Machines Learn to Infer Stellar Parameters Just by Looking at a Large Number of Spectra
Nima Sedaghat, Martino Romaniello, Jonathan E. Carrick, François-Xavier Pineau
TL;DR
The paper tackles inferring stellar parameters from large, unlabeled spectral data by training a self-supervised convolutional autoencoder on HARPS spectra and analyzing its latent space. By enforcing disentanglement through a β-VAE–style objective and using mutual information and dispersion-based metrics, the authors identify latent dimensions that align with physical quantities such as radial velocity and effective temperature, and uncover additional informative features not directly tied to labeled labels. Key findings include the emergence of about six informative latent dimensions, with two nodes clearly representing RV and Teff, and evidence of latent-space structure via traversal experiments; results are robust to some data-balancing variations but sensitive to sampling biases. The approach demonstrates a data-driven pathway to uncover physical relationships in astronomy, offers a framework for discovering new patterns in large spectra datasets, and provides public code and an interactive interface to facilitate further science driven by learned representations.
Abstract
Machine learning has been widely applied to clearly defined problems of astronomy and astrophysics. However, deep learning and its conceptual differences to classical machine learning have been largely overlooked in these fields. The broad hypothesis behind our work is that letting the abundant real astrophysical data speak for itself, with minimal supervision and no labels, can reveal interesting patterns which may facilitate discovery of novel physical relationships. Here as the first step, we seek to interpret the representations a deep convolutional neural network chooses to learn, and find correlations in them with current physical understanding.

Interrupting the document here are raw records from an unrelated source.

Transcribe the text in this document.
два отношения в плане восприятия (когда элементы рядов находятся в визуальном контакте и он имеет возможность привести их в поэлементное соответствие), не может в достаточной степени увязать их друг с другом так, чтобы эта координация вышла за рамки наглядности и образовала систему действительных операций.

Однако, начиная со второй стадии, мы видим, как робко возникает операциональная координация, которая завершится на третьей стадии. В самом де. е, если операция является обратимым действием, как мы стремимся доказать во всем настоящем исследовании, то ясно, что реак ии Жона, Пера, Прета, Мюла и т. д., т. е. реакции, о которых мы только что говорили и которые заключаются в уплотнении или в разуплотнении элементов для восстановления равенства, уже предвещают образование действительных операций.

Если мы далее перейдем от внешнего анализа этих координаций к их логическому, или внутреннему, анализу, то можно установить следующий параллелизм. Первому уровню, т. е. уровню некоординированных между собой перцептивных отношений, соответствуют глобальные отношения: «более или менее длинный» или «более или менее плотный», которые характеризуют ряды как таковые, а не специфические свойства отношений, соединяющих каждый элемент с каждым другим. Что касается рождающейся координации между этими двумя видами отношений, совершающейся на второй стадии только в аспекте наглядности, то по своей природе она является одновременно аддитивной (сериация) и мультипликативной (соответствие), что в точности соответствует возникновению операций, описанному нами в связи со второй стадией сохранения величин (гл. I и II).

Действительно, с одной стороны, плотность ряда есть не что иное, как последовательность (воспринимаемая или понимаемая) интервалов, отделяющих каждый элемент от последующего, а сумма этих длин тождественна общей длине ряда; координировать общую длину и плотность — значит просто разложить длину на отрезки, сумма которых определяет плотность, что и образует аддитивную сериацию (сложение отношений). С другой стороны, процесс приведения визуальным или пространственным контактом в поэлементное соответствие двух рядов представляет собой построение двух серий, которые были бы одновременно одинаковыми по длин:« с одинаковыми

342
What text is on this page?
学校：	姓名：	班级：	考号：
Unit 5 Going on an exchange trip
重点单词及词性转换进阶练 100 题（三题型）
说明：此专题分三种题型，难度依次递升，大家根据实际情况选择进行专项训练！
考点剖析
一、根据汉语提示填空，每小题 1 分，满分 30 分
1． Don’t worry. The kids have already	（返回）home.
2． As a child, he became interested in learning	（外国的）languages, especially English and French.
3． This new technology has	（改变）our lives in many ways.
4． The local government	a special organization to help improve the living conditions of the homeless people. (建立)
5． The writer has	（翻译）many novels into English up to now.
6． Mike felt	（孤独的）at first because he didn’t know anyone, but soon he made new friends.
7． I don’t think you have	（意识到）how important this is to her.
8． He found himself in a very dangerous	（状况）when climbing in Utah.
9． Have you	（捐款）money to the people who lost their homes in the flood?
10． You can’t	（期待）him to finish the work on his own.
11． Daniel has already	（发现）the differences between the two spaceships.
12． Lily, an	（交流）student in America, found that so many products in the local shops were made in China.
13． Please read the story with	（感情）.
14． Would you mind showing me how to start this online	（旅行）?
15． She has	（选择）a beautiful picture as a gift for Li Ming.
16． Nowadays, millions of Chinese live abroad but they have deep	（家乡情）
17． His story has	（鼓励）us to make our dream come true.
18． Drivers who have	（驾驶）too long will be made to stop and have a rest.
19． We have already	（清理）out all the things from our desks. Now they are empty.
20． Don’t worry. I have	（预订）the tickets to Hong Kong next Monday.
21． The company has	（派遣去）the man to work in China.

We train an encoder-decoder architecture on the self-supervised auxiliary task of reconstruction to allow it to learn general representations without bias towards any specific task. By exerting weak disentanglement at the information bottleneck of the network, we implicitly enforce interpretability in the learned features. We develop two independent statistical and information-theoretical methods for finding the number of learned informative features, as well as measuring their true correlation with astrophysical validation labels. As a case study, we apply this method to a dataset of ~270000 stellar spectra, each of which comprising ~300000 dimensions. We find that the network clearly assigns specific nodes to estimate (notions of) parameters such as radial velocity and effective temperature without being asked to do so, all in a completely physics-agnostic process. This supports the first part of our hypothesis. Moreover, we find with high confidence that there are ~4 more independently informative dimensions that do not show a direct correlation with our validation parameters, presenting potential room for future studies.